If you have been keeping up with my blog recently – and if you haven’t, why not? – you might have read my post on complex PTSD. I actually have a handful of posts on mental health, and that’s because I am familiar with the challenges a lot of us face. I have personal experience of complex post traumatic stress disorder (CPTSD) and treatment is not something that I shy away from. Therapy, medication and self-help are all treatment options for complex PTSD. In this blog, I’ve explored how each of them work.
Complex PTSD Affects People in Different Ways
Whether you refer to it as complex PTSD or CPTSD, complex post traumatic stress disorder affects people in different ways. It’s a mental health condition that develops if you experience chronic, long term trauma. It’s often thought of as being linked to chronic trauma in childhood, and it often is, but adults who experience chronic trauma can also develop the complex PTSD.
Complex PTSD is, as the name suggests, a hugely complex condition. This means that it presents itself in a variety of ways. For some people, complex PTSD causes anxiety, flashbacks and nightmares. For others, it means avoiding certain situations and places linked to a traumatic event. A lot of complex PTSD sufferers experience heightened emotional responses, while others struggle to maintain healthy relationships.
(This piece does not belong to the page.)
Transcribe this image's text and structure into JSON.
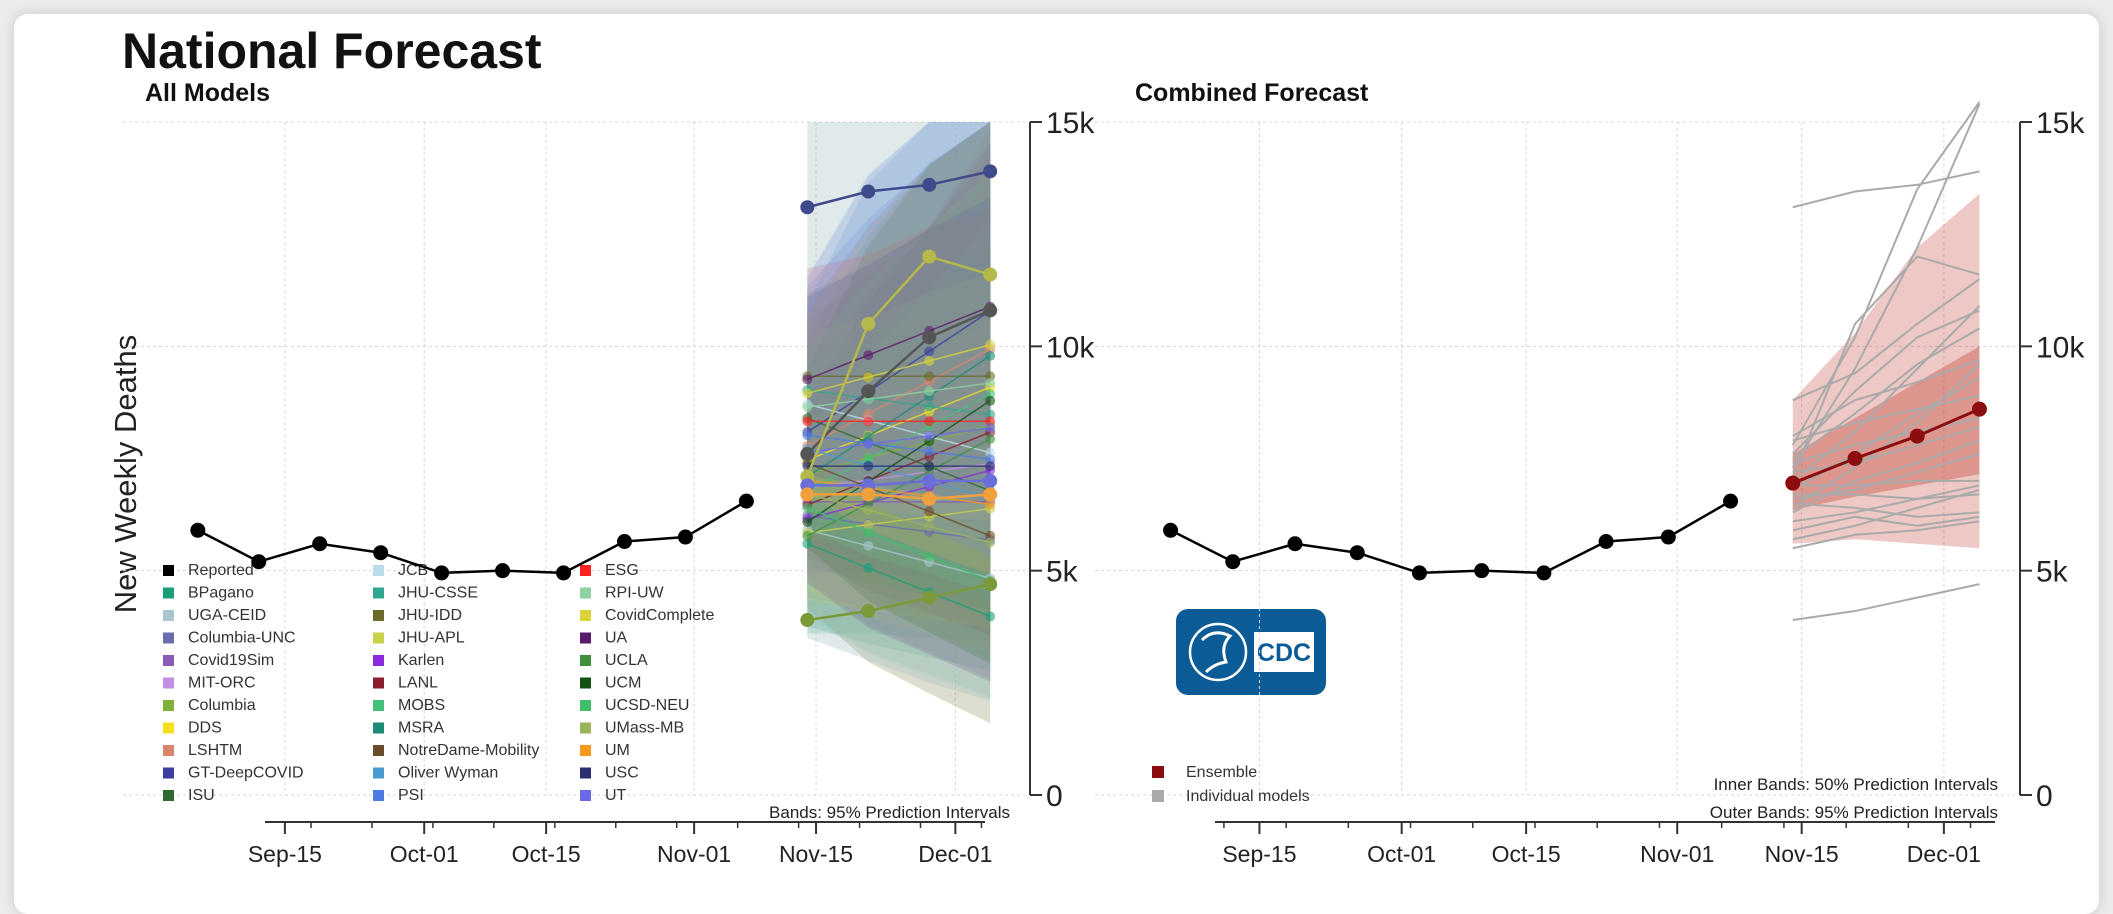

Complex PTSD and PTSD Are Two Very Different Mental Health Conditions
There are two key things that make CPTSD and PTSD different; the length of time the trauma went on for, and the symptoms. To begin with, experts thought PTSD stemmed from short term trauma. This could be something like being in a car accident or experiencing a natural disaster. However, after a fair amount of research, they realised that long term trauma leads to different symptoms. Today, this is called complex PTSD.
Both complex post traumatic stress disorder and PTSD have symptoms that are psychological and behavioural. But, those with complex PTSD often have additional symptoms. This could include difficulty with emotional regulation, issues with identity and their sense of self, and relationship troubles.
Exploring Treatment Options for CPTSD
Therapy is one of the main treatment options for complex PTSD, specifically a type of cognitive behavioural therapy (CBT) that’s focused on trauma. Working with a trauma-informed therapist, trauma-focused CBT can provide support, guidance and education to help you deal with the symptoms of complex PTSD. It involves learning about how your body responds to trauma and stress, and how to better manage symptoms. Trauma-focused CBT also helps to identify problematic thinking patterns, and reframing and refocusing them.
A lot of people with CPTSD avoid situations that could trigger them, such as places that they associate with a traumatic time in their life. This often means that they don’t find ways to cope when presented with these triggers, but exposure therapy helps to combat this. It encourages you to slowly place yourself in difficult situations, ignoring the anxiety and stress, and learning to cope with how your body reacts.
There is no medicinal cure for complex PTSD. But, medical professionals regularly prescribe other medications to help with the symptoms. Many sufferers of complex post traumatic stress disorder benefit from antidepressants, anti-anxiety medications and medication to aid sleep. The aim of medication is to help with the emotional dysregulation and mood swings regularly caused by PTSD, and to manage symptoms of depression, anxiety and panic attacks. As is the case with all mental health conditions, there’s no shame in choosing medication as one your treatment options for complex PTSD.
There are also treatment options for CPTSD that you can manage yourself. For example, educating yourself about complex PTSD and its symptoms can be beneficial. Take the time to find out how trauma impacts the brain and body. Understanding the nature of the condition can help you feel more in control and reduce feelings of shame.
Practising grounding exercises can also help, to help you stay present and connected to the here and now. This could include deep breathing, using your senses to identify your surroundings, or holding an object that provides comfort. This goes hand in hand with mindfulness practices or meditation. It’s a way to promote relaxation, reduce stress and cultivate a greater awareness of your thoughts and emotions.
If you are someone who suffers with complex post traumatic stress disorder, which treatment option works best for you?